My current book stack.

I gathered the book from beside the bed, the one from the library bag, the one from the kitchen counter, the one from beside the family room recliner and placed them on the top of a continually evolving and growing collection that I’m interested in reading but haven’t started yet.
I have this annoying habit of starting multiple books at one time and never actually sitting down to devote time and proper attention to one good book. I’ll read a quote that grabs my attention and pick up a book from the library. Then a friend will recommend another author and I’ll add that one to my stack, reading an opening chapter or two before placing a marker inside and returning to a third book, an old friend that I want to read again. A second-hand discount rack selection will end up in my bag in the car and I’ll read a few pages while waiting at the dentist’s office.
This sort of inattention hardly seems fair to the authors, if you ask me. Unfortunately, it’s the way I usually manage my reading.
This tendency has often plagued me but it came to light again this weekend when a friend was wondering how to best promote his novel in the world of self-publication. We had talked with him numerous times about the book, his progress, and cheered him when he showed us a finished copy of his novel in his own hands, his name emblazoned on the cover.
A friend, in print. I had purchased his book weeks before, and it still sat in a tower of authors, waiting for me to settle down and pay attention.
It finally hit me that of all the books in my stack, I would ever only know the author of one of them. And if there was one book that I should read, before famous authors, before deceased poets, before religious thinkers, before civil rights advocates, the one that I should prioritize would be the from the hands, the thoughts, the dedicated work of several long months of an actual friend.
And so last Saturday, I opened the cover of Henry’s Lady, written by my real life friend Bill McCleery.

When I poured my coffee that morning, book in hand, I can’t say I expected to read all day long. I really thought I’d read a chapter or two, do a bit of laundry, poke around in the garden awhile and then come back for a few more chapters. To my surprise, each chapter ended with a knack of making me want to start the next one and before I knew it really, I had read nearly half the book, the day was converging on lunch time and I had switched from morning coffee to a glass of iced tea. Perhaps it was the intrigue of knowing the author that kept me reading and hearing his voice stretch across the pages, at times autobiographical forcing me to separate fiction from fact, at others journalistic in nature and always offering bits of interesting local history surrounding the characters. Those, combined with some comic relief and a general spirit of unresolved mystery led me to finish the book in one day’s time, feeling enriched in Indiana lore and not at all like I had wasted a Saturday doing nothing productive around the house.
I won’t spoil the story for you. If you’re a reader, I hope you’ll take a chance on an aspiring author and order a copy for yourself. It’s available from Amazon for Kindle or good old-fashioned book format that I prefer.

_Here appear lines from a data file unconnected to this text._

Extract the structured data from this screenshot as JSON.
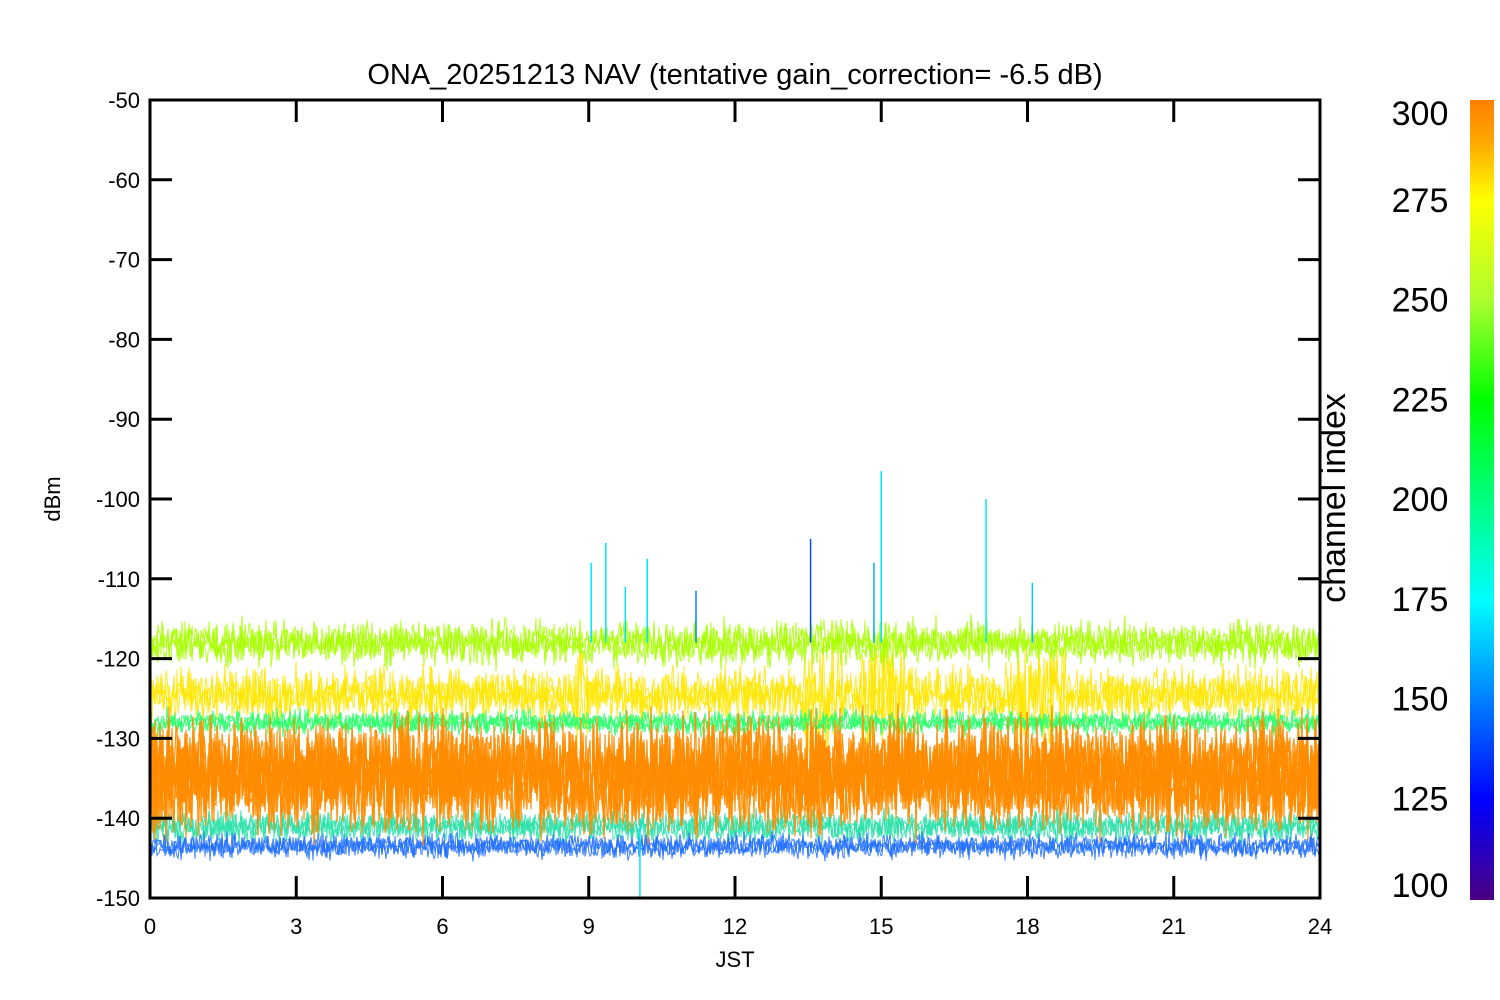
{
  "chart_data": {
    "type": "line",
    "title": "ONA_20251213 NAV (tentative gain_correction= -6.5 dB)",
    "xlabel": "JST",
    "ylabel": "dBm",
    "xlim": [
      0,
      24
    ],
    "ylim": [
      -150,
      -50
    ],
    "xticks": [
      "0",
      "3",
      "6",
      "9",
      "12",
      "15",
      "18",
      "21",
      "24"
    ],
    "xtick_values": [
      0,
      3,
      6,
      9,
      12,
      15,
      18,
      21,
      24
    ],
    "yticks": [
      "-50",
      "-60",
      "-70",
      "-80",
      "-90",
      "-100",
      "-110",
      "-120",
      "-130",
      "-140",
      "-150"
    ],
    "ytick_values": [
      -50,
      -60,
      -70,
      -80,
      -90,
      -100,
      -110,
      -120,
      -130,
      -140,
      -150
    ],
    "grid": false,
    "colorbar": {
      "label": "channel index",
      "range": [
        100,
        300
      ],
      "ticks": [
        "100",
        "125",
        "150",
        "175",
        "200",
        "225",
        "250",
        "275",
        "300"
      ],
      "tick_values": [
        100,
        125,
        150,
        175,
        200,
        225,
        250,
        275,
        300
      ],
      "colors": [
        "#4b0082",
        "#0000ff",
        "#00ffff",
        "#00ff7f",
        "#00ff00",
        "#adff2f",
        "#ffff00",
        "#ffa500",
        "#ff8000"
      ]
    },
    "bands": [
      {
        "channel": 300,
        "center": -134.5,
        "spread": 4.5,
        "color": "#ff8c00"
      },
      {
        "channel": 280,
        "center": -124.5,
        "spread": 2.2,
        "color": "#ffe600"
      },
      {
        "channel": 260,
        "center": -118.0,
        "spread": 1.8,
        "color": "#a8ff00"
      },
      {
        "channel": 230,
        "center": -128.0,
        "spread": 1.0,
        "color": "#2aff6a"
      },
      {
        "channel": 195,
        "center": -141.0,
        "spread": 1.3,
        "color": "#29e0a8"
      },
      {
        "channel": 150,
        "center": -143.5,
        "spread": 1.0,
        "color": "#1e6dff"
      }
    ],
    "spikes": [
      {
        "x": 9.05,
        "y": -108.0,
        "color": "#00e5ff"
      },
      {
        "x": 9.35,
        "y": -105.5,
        "color": "#00e5ff"
      },
      {
        "x": 9.75,
        "y": -111.0,
        "color": "#00e5ff"
      },
      {
        "x": 10.2,
        "y": -107.5,
        "color": "#00e5ff"
      },
      {
        "x": 11.2,
        "y": -111.5,
        "color": "#0080ff"
      },
      {
        "x": 13.55,
        "y": -105.0,
        "color": "#0050ff"
      },
      {
        "x": 14.85,
        "y": -108.0,
        "color": "#00b0ff"
      },
      {
        "x": 15.0,
        "y": -96.5,
        "color": "#00e5ff"
      },
      {
        "x": 17.15,
        "y": -100.0,
        "color": "#00e5ff"
      },
      {
        "x": 18.1,
        "y": -110.5,
        "color": "#00c8ff"
      },
      {
        "x": 10.05,
        "y": -150.0,
        "color": "#00e5ff"
      }
    ]
  }
}
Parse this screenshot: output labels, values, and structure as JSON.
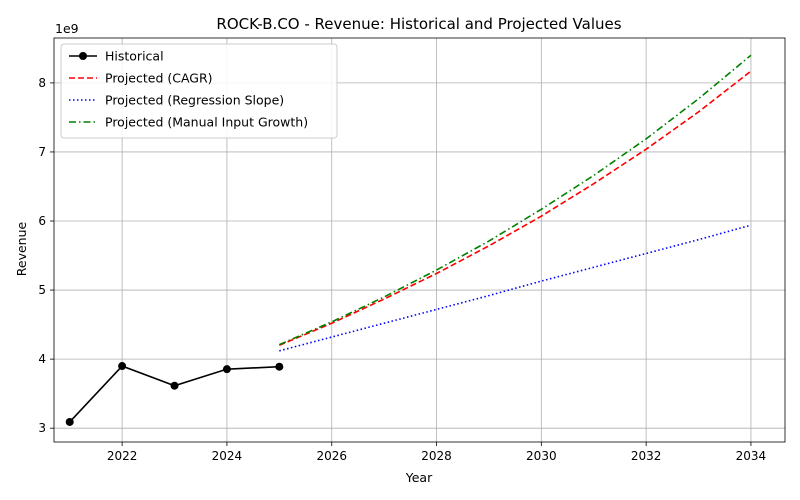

A bit about my friend Bill, from the Amazon site: Bill McCleery is a reporter for The Indianapolis Star whose articles also have appeared in such publications as USA Today, Old Cars Weekly and World Magazine. He lives near Greenfield, Indiana, with his wife and three daughters. In his spare time, he enjoys hiking, bird-watching and motoring in his father’s 1931 Model A Ford. “Henry’s Lady” is his first novel.
Be prepared, reading this novel may make you feel like you’ve made your own new friend in the author. And if any of you, dear reader friends, have authored a book, send me a link. I might have another free Saturday coming up. Or at the very least I can add it to my ever growing stack.